I didn’t scream then. I did when I read the first paragraphs and my eyes automatically bolded a couple of…well here it is:

This spring, as the United States faced a critical shortage of masks, gloves and other protective equipment to battle the coronavirus pandemic, a South Carolina physician reached out to the Federal Emergency Management Agency with an offer of help.

Dr. Jeffrey Hendricks had longtime manufacturing contacts in China and a line on millions of masks from established suppliers. Instead of encountering seasoned FEMA procurement officials, his information was diverted to a team of roughly a dozen young volunteers, recruited by the president’s son-in-law, Jared Kushner, and overseen by a former assistant to Mr. Kushner’s wife, Ivanka Trump.

The volunteers, foot soldiers in the Trump administration’s new supply-chain task force, had little to no experience with government procurement procedures or medical equipment. But as part of Mr. Kushner’s governmentwide push to secure protective gear for the nation’s doctors and nurses, the volunteers were put in charge of sifting through more than a thousand incoming leads, and told to pass only the best ones on for further review by FEMA officials.

That was the first time I screamed, in helpless rage.

As the federal government’s warehouses were running bare and medical workers improvised their own safety gear, Dr. Hendricks found his offer stalled. Many of the volunteers were told to prioritize tips from political allies and associates of President Trump, tracked on a spreadsheet called “V.I.P. Update,” according to documents and emails obtained by The New York Times. Among them were leads from Republican members of Congress, the Trump youth activist Charlie Kirk and a former “Apprentice” contestant who serves as the campaign chair of Women for Trump.

Trump allies also pressed FEMA officials directly: A Pennsylvania dentist, once featured at a Trump rally, dropped the president’s name as he pushed the agency to procure test kits from his associates.
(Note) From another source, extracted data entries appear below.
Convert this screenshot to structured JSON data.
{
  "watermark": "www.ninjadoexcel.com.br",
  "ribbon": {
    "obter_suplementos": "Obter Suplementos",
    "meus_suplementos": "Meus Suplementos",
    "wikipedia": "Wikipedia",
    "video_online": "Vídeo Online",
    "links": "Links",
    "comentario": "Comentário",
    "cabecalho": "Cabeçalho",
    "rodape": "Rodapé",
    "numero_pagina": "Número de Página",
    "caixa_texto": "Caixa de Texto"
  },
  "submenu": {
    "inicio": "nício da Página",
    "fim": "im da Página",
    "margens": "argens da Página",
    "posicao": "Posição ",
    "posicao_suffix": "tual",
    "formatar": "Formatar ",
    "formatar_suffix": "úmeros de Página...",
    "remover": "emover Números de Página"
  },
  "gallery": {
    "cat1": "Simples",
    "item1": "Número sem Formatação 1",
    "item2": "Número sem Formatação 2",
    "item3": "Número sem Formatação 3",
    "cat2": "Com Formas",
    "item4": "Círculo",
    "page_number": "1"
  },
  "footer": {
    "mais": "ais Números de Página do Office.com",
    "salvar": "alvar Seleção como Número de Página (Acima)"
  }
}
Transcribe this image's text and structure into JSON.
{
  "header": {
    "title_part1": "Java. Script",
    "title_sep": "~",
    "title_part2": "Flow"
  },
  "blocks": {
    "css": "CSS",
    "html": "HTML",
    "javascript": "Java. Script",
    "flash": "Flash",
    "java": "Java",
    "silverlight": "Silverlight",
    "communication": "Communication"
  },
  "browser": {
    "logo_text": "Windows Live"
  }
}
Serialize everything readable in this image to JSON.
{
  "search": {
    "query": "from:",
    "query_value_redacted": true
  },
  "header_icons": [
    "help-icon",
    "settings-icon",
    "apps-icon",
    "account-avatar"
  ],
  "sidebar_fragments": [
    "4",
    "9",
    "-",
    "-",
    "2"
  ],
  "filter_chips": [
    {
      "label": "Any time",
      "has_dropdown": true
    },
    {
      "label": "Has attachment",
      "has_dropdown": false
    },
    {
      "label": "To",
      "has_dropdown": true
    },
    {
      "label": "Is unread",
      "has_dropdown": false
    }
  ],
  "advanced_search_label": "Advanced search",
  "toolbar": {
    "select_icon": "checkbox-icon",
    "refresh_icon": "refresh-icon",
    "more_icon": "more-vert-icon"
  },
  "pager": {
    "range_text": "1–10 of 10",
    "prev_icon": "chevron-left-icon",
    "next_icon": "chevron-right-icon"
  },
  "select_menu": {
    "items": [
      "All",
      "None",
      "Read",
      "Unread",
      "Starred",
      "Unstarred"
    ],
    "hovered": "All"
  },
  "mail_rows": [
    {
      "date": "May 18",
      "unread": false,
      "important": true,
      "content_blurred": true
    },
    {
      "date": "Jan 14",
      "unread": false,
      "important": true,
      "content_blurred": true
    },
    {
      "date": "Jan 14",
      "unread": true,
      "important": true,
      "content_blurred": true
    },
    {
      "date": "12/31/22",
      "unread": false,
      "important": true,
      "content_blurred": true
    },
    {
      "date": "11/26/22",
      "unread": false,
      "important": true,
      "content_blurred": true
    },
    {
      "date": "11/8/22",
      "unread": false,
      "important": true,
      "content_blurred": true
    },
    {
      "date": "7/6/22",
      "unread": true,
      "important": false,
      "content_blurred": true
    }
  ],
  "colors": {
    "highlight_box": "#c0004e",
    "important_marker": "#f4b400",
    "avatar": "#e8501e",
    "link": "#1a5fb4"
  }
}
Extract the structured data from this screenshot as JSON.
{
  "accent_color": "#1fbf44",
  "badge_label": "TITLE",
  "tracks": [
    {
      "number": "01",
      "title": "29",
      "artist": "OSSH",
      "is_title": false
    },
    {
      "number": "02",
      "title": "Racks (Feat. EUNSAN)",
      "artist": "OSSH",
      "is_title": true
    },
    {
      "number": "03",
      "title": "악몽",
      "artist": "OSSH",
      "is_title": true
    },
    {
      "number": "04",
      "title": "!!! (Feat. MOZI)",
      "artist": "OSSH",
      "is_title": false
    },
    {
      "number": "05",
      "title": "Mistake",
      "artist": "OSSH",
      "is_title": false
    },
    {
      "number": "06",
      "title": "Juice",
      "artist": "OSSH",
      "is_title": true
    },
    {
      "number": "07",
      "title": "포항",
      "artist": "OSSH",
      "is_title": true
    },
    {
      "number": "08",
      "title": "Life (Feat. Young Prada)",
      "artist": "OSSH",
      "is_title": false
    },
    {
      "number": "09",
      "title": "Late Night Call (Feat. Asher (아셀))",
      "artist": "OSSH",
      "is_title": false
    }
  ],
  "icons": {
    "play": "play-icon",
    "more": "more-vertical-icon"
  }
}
Oh fuck it. Read the whole thing and scream and scream and scream.

There is nothing in it describing anything that resembles a federal government.

There is nothing in it describing anything that resembles any part of any government.

The only thing this amateur hour resembles is a very, very, very bad “reality” TV show in which everybody who isn’t the Star dies.

P.S. Re the screaming, I wrote this before I read the sickening news about Bill Barr and Michael Flynn. We do not currently have a government. I’m pretty sure I said that previously.